The prosecutor acknowledged that the victims are outraged. However, he said, "That is justice as best as it can get under the circumstances."

U.S. District Judge Paul Cassell agreed and meted out the sentence.

The judge tacked five years of probation at the end of the home confinement and warned that "if I find he's hiding so much as a dollar from the victims," he would send Degenhardt to prison.

The judge ordered Degenhardt, who now lives in San Francisco, to begin making restitution payments of $500 a month beginning Jan. 1. He refused to allow a delay until the defendant recovers from back surgery scheduled for Monday.

Cassell suggested that Degenhardt come up with the restitution payments by taking the bus so he can get rid of an $800 a month car loan, canceling his $100 a month cable television agreement and getting rid of his $150 a month cell phone.

"I'm really sorry about this," Degenhardt said. "I lost my shirt, too. I lost my house. I lost everything."

Degenhardt, whose ventures included Ganter USA, a company that held a license from a German beer maker to brew and distribute its products in the United States, was indicted in 2003 on mail and securities fraud charges.

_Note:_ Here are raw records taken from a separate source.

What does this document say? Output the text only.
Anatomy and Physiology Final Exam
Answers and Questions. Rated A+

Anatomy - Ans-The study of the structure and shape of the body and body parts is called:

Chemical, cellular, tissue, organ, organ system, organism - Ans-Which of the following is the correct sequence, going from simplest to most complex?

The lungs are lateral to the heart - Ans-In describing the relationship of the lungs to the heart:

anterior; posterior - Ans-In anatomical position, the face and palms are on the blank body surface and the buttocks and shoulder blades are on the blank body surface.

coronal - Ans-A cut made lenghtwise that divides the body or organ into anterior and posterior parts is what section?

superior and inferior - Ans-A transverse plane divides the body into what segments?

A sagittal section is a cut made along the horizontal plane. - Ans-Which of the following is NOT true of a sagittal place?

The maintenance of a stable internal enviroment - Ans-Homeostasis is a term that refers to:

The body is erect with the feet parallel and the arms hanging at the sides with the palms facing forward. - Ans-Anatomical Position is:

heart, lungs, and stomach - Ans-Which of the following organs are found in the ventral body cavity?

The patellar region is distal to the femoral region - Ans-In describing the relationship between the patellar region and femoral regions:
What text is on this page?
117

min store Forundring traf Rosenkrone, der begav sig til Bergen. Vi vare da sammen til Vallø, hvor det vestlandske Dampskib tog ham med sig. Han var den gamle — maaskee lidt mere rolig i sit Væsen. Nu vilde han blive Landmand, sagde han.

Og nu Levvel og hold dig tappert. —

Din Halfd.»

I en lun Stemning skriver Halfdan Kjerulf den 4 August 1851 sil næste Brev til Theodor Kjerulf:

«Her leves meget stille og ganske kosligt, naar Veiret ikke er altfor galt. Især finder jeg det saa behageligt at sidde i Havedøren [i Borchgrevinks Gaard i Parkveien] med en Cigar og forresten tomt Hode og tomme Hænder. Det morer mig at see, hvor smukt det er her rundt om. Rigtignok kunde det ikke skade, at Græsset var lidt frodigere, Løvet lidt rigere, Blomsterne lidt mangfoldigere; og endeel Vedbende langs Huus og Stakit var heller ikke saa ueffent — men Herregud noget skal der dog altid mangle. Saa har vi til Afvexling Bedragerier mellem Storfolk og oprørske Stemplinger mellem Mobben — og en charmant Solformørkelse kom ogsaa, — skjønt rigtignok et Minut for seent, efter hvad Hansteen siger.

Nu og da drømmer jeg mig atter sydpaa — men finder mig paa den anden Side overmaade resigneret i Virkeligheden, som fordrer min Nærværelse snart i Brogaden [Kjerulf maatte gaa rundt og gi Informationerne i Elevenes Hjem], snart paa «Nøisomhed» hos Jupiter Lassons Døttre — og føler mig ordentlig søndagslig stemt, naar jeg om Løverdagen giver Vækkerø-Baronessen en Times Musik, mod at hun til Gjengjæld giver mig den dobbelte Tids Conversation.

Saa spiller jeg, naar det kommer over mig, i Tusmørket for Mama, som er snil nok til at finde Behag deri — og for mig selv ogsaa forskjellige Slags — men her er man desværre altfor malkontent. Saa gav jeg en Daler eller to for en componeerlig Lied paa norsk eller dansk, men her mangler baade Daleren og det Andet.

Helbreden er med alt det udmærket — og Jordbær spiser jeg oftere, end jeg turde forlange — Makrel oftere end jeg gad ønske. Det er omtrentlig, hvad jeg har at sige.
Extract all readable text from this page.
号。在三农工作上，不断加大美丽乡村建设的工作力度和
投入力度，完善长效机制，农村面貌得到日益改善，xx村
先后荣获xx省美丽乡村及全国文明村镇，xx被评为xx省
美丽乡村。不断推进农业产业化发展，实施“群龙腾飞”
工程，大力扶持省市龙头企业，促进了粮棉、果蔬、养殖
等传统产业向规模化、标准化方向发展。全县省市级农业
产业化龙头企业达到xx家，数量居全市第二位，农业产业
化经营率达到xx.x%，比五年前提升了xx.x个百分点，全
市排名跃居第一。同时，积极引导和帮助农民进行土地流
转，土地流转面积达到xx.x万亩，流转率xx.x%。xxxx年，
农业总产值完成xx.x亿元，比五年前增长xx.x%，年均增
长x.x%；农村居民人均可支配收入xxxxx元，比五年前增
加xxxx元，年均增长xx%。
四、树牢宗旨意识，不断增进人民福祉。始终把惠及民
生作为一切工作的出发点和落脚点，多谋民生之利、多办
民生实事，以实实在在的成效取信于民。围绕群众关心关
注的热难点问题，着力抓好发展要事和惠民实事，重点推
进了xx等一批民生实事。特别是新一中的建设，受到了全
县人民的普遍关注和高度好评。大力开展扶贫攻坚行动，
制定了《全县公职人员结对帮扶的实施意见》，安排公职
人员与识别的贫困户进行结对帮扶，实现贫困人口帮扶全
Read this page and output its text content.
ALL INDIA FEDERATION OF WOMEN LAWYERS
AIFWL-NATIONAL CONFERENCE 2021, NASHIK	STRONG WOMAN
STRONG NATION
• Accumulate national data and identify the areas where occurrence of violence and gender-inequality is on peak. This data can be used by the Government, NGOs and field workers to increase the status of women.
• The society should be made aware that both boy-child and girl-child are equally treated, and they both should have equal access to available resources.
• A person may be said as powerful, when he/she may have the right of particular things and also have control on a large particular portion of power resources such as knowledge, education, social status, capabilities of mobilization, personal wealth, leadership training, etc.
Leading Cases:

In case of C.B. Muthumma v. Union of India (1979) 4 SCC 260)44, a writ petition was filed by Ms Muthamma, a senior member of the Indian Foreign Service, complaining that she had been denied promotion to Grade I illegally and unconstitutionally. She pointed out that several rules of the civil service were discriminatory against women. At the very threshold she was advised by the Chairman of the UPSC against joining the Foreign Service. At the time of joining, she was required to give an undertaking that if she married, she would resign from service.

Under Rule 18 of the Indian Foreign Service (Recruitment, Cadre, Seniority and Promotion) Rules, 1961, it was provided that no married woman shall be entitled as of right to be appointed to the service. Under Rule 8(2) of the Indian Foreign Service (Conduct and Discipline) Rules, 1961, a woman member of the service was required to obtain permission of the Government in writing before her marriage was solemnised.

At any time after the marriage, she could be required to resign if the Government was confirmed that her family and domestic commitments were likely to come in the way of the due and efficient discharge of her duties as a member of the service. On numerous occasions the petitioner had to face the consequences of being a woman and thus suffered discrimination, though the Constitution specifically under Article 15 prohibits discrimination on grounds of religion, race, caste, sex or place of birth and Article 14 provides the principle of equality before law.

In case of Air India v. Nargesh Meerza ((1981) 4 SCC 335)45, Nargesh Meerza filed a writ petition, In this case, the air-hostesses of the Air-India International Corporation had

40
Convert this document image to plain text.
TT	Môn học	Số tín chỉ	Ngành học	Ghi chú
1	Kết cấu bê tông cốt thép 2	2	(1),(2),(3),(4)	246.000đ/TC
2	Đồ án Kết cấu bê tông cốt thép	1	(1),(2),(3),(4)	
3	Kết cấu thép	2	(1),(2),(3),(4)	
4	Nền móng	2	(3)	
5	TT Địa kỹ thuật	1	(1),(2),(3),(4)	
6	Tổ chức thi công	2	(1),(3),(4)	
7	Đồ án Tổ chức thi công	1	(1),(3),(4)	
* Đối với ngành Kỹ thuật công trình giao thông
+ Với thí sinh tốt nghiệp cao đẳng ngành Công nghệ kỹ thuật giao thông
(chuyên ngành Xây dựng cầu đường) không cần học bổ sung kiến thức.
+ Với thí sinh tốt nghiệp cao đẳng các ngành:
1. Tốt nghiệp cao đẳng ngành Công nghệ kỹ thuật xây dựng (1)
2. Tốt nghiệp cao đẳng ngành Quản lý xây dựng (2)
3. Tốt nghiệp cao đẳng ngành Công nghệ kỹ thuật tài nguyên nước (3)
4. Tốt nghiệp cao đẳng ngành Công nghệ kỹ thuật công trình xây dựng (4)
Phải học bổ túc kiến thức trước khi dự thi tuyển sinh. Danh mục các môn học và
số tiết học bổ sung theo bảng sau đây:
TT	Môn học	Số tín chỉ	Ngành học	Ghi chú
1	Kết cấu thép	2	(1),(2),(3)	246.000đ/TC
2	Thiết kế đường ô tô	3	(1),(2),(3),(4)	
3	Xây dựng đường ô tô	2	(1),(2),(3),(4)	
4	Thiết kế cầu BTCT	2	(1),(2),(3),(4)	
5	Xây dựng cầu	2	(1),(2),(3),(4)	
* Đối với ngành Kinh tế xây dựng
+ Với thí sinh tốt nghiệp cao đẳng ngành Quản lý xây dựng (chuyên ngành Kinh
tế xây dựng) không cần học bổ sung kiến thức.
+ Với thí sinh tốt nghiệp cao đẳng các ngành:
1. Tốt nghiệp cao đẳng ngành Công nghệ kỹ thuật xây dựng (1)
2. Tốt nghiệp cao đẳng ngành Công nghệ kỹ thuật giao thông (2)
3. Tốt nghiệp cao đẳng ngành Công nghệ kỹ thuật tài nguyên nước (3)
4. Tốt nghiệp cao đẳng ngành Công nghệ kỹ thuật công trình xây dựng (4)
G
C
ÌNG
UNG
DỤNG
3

Prosecutors say he claimed he was acquiring or developing golf course projects, as well as a development that would include a convention center, hotel and 18-hole golf course on a Superfund site in Midvale.

Instead, Degenhardt allegedly used the money for personal expenses and public relations and falsely claimed that investors could get refunds under certain conditions.

Kent Danjanovich, who had been a club professional at a golf course in the St. George area for years, said Degenhardt's actions ruined his career. His construction company had been given the go-ahead to cap the Midvale Superfund site with dirt in preparation for a golf course when the job was canceled in favor of Degenhardt's resort project, Danjanovich said.

Trying to save what he had already invested in the site, Danjanovich quit his club job and joined with Degenhardt. In the end, he said, the site was never developed.

"It not only hurt from the investment side, it hurt from the professional side," Danjanovich said.